In order to justify paying this price for First Majestic shares, investors have to be convinced that the company will be able to execute as it has in the past. Yet as the company grows it will become more difficult to find projects that fit its unique profile of high grade silver mines that are located in Mexico with limited exposure to other metals. Ultimately I do not think that the company will be able to maintain its 36% production growth rate without loosening its standards for choosing mines.

That being said I would want to wait for a better entry point relative to its estimated cash flow. Rather than paying 26-times estimated cash flow I would feel much more comfortable paying 15-times. This is more than I would pay for other mining companies given the volatility of metal prices and the fact that mining is a difficult business, but the fact remains that First Majestic is probably overvalued: if 15-times cash flow is a fair valuation and a $20/ounce silver price is assumed, then the shares are worth a mere 57% of what they are currently trading at. If, however, we assume that silver trades at $25/ounce, then at 15-times cash flow and $108 in 2013 estimated cash flow, the stock is worth $1.62 billion, which would give the stock 30% upside.

Conclusion

First Majestic Silver is one of the best silver producers for investors who want exposure to the silver price without the risk that the company falters while the silver price languishes. It is one of a few silver mining companies that is profitable at the current silver price of around $19/ounce. Furthermore, it is growing production regularly and it has proven itself able to execute a disciplined plan geared towards value creation.

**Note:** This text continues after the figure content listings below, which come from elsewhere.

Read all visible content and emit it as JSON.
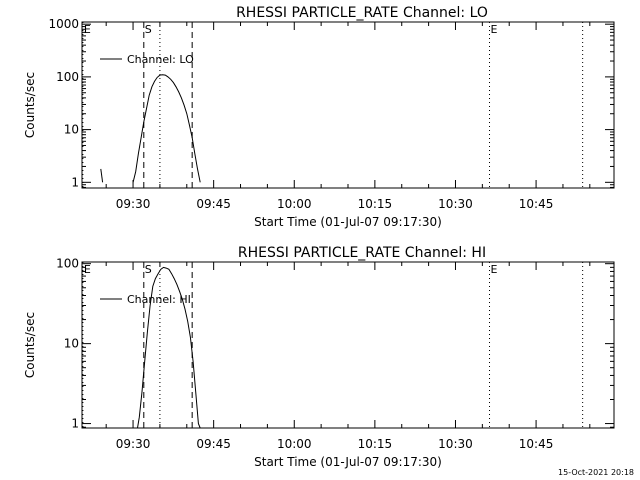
{
  "colors": {
    "background": "#ffffff",
    "foreground": "#000000"
  },
  "footer": {
    "timestamp": "15-Oct-2021 20:18"
  },
  "chart_data": [
    {
      "type": "line",
      "title": "RHESSI PARTICLE_RATE Channel: LO",
      "xlabel": "Start Time (01-Jul-07 09:17:30)",
      "ylabel": "Counts/sec",
      "yscale": "log",
      "xlim": [
        "09:20:30",
        "10:59:30"
      ],
      "ylim": [
        0.78,
        1100
      ],
      "x_ticks": [
        "09:30",
        "09:45",
        "10:00",
        "10:15",
        "10:30",
        "10:45"
      ],
      "y_ticks": [
        {
          "value": 1,
          "label": "1"
        },
        {
          "value": 10,
          "label": "10"
        },
        {
          "value": 100,
          "label": "100"
        },
        {
          "value": 1000,
          "label": "1000"
        }
      ],
      "legend": {
        "position": "top-left",
        "entries": [
          "Channel: LO"
        ]
      },
      "markers": [
        {
          "label": "E",
          "time": "09:20:40",
          "style": "dotted"
        },
        {
          "label": "S",
          "time": "09:32:00",
          "style": "dashed"
        },
        {
          "label": "",
          "time": "09:35:00",
          "style": "dotted"
        },
        {
          "label": "",
          "time": "09:41:00",
          "style": "dashed"
        },
        {
          "label": "E",
          "time": "10:36:20",
          "style": "dotted"
        },
        {
          "label": "",
          "time": "10:53:40",
          "style": "dotted"
        }
      ],
      "series": [
        {
          "name": "Channel: LO",
          "segments": [
            [
              [
                "09:24:00",
                1.8
              ],
              [
                "09:24:20",
                1.0
              ]
            ],
            [
              [
                "09:30:00",
                1.0
              ],
              [
                "09:30:30",
                1.6
              ],
              [
                "09:31:00",
                3.5
              ],
              [
                "09:31:30",
                7
              ],
              [
                "09:32:00",
                14
              ],
              [
                "09:32:30",
                25
              ],
              [
                "09:33:00",
                45
              ],
              [
                "09:33:30",
                65
              ],
              [
                "09:34:00",
                82
              ],
              [
                "09:34:30",
                98
              ],
              [
                "09:35:00",
                108
              ],
              [
                "09:35:30",
                110
              ],
              [
                "09:36:00",
                108
              ],
              [
                "09:36:30",
                100
              ],
              [
                "09:37:00",
                90
              ],
              [
                "09:37:30",
                78
              ],
              [
                "09:38:00",
                65
              ],
              [
                "09:38:30",
                52
              ],
              [
                "09:39:00",
                40
              ],
              [
                "09:39:30",
                29
              ],
              [
                "09:40:00",
                20
              ],
              [
                "09:40:30",
                12
              ],
              [
                "09:41:00",
                7
              ],
              [
                "09:41:30",
                3.5
              ],
              [
                "09:42:00",
                1.8
              ],
              [
                "09:42:30",
                1.0
              ]
            ]
          ]
        }
      ]
    },
    {
      "type": "line",
      "title": "RHESSI PARTICLE_RATE Channel: HI",
      "xlabel": "Start Time (01-Jul-07 09:17:30)",
      "ylabel": "Counts/sec",
      "yscale": "log",
      "xlim": [
        "09:20:30",
        "10:59:30"
      ],
      "ylim": [
        0.88,
        105
      ],
      "x_ticks": [
        "09:30",
        "09:45",
        "10:00",
        "10:15",
        "10:30",
        "10:45"
      ],
      "y_ticks": [
        {
          "value": 1,
          "label": "1"
        },
        {
          "value": 10,
          "label": "10"
        },
        {
          "value": 100,
          "label": "100"
        }
      ],
      "legend": {
        "position": "top-left",
        "entries": [
          "Channel: HI"
        ]
      },
      "markers": [
        {
          "label": "E",
          "time": "09:20:40",
          "style": "dotted"
        },
        {
          "label": "S",
          "time": "09:32:00",
          "style": "dashed"
        },
        {
          "label": "",
          "time": "09:35:00",
          "style": "dotted"
        },
        {
          "label": "",
          "time": "09:41:00",
          "style": "dashed"
        },
        {
          "label": "E",
          "time": "10:36:20",
          "style": "dotted"
        },
        {
          "label": "",
          "time": "10:53:40",
          "style": "dotted"
        }
      ],
      "series": [
        {
          "name": "Channel: HI",
          "segments": [
            [
              [
                "09:30:50",
                0.88
              ],
              [
                "09:31:10",
                1.2
              ],
              [
                "09:31:40",
                2.5
              ],
              [
                "09:32:10",
                6
              ],
              [
                "09:32:40",
                14
              ],
              [
                "09:33:10",
                30
              ],
              [
                "09:33:40",
                52
              ],
              [
                "09:34:10",
                65
              ],
              [
                "09:34:40",
                75
              ],
              [
                "09:35:10",
                85
              ],
              [
                "09:35:40",
                90
              ],
              [
                "09:36:10",
                88
              ],
              [
                "09:36:40",
                85
              ],
              [
                "09:37:10",
                75
              ],
              [
                "09:37:40",
                65
              ],
              [
                "09:38:10",
                55
              ],
              [
                "09:38:40",
                45
              ],
              [
                "09:39:10",
                36
              ],
              [
                "09:39:40",
                27
              ],
              [
                "09:40:10",
                19
              ],
              [
                "09:40:40",
                12
              ],
              [
                "09:41:10",
                6
              ],
              [
                "09:41:40",
                2.5
              ],
              [
                "09:42:10",
                1.0
              ],
              [
                "09:42:30",
                0.88
              ]
            ]
          ]
        }
      ]
    }
  ]
}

That being said there are reasons to look elsewhere. First, the company's shares are probably over-valued. Second, for investors who want explosive leverage to the silver price, this is probably not the best stock to own. Investors who believe that the price of silver will increase dramatically (to, say, at least $100/ounce) should look at producers that require higher prices to be consistently profitable, or to bring new mines into production (e.g. Silver Standard Resources, or Arian Silver for high rollers).